If anyone knows of isolated 5 acres, owner finance, northern Arkansas give me a PM.

This might help. Wanting a place close to Public Hunting Land and Fishing to put a Cabin on.

rockpile


----------



## Kathie (Sep 24, 2004)

Rock try the realtors in Ozark county Mo Marion county Arkansas


----------



## big rockpile (Feb 24, 2003)

Kathie said:


> Rock try the realtors in Ozark county Mo Marion county Arkansas


 Well I sure like hanging out down in Ozark County.

big rockpile


----------



## bobp (Mar 4, 2014)

Look up realtor in st Paul ar


----------



## Kathie (Sep 24, 2004)

Ozark Mountain Living is a good place to get the feel for priceing covers properties southern Mo NW Arkansas


----------



## big rockpile (Feb 24, 2003)

Kathie said:


> Ozark Mountain Living is a good place to get the feel for priceing covers properties southern Mo NW Arkansas


I now live in South Missouri and lived in NW Arkansas. Hated living there in Arkansas.
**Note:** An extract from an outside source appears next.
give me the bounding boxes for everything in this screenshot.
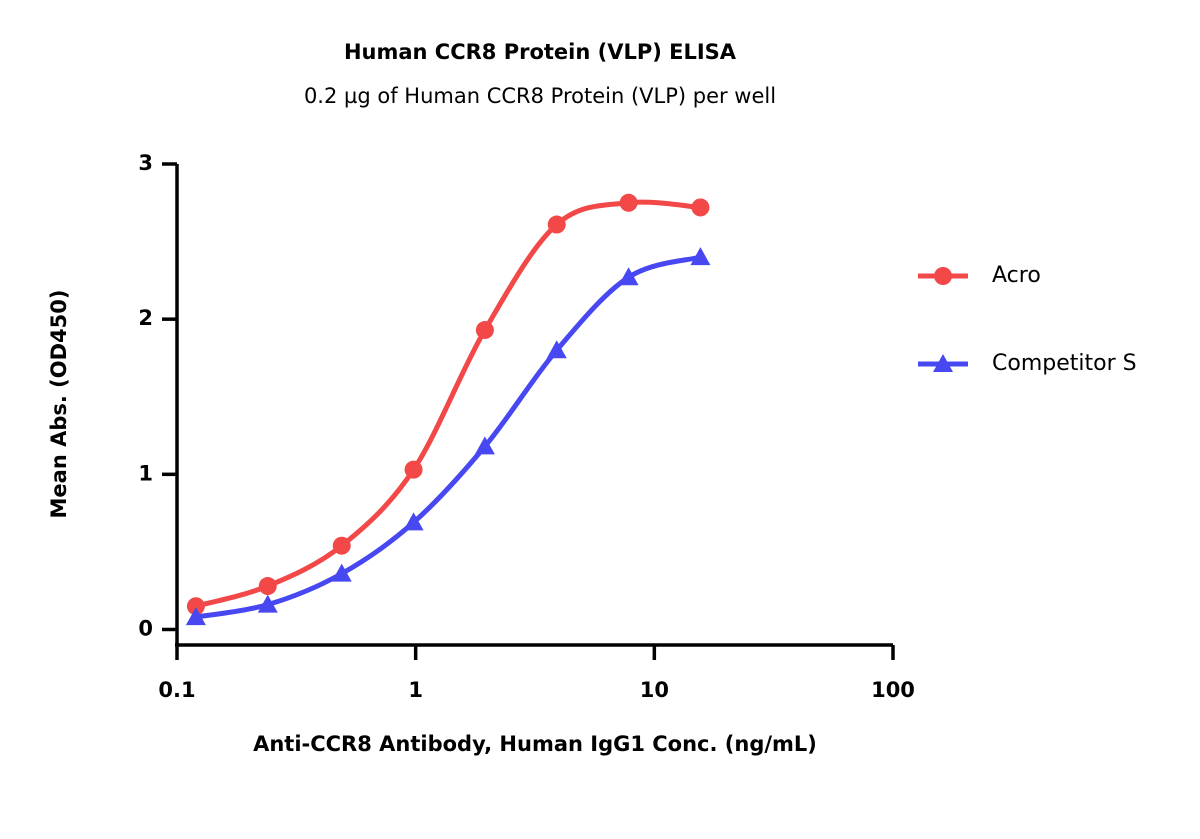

Also lived in Louisiana, California and Colorado. Didn't like California or Colorado either.

big rockpile


----------



## coolrunnin (Aug 28, 2010)

Why would you want to buy land someplace that you hate?


----------



## big rockpile (Feb 24, 2003)

coolrunnin said:


> Why would you want to buy land someplace that you hate?


North Arkansas not NW there is a difference as number of Mexicans.

big rockpile


----------



## Otter (Jan 15, 2008)

I've still got 10 acres in Izard County if you're interested in that


----------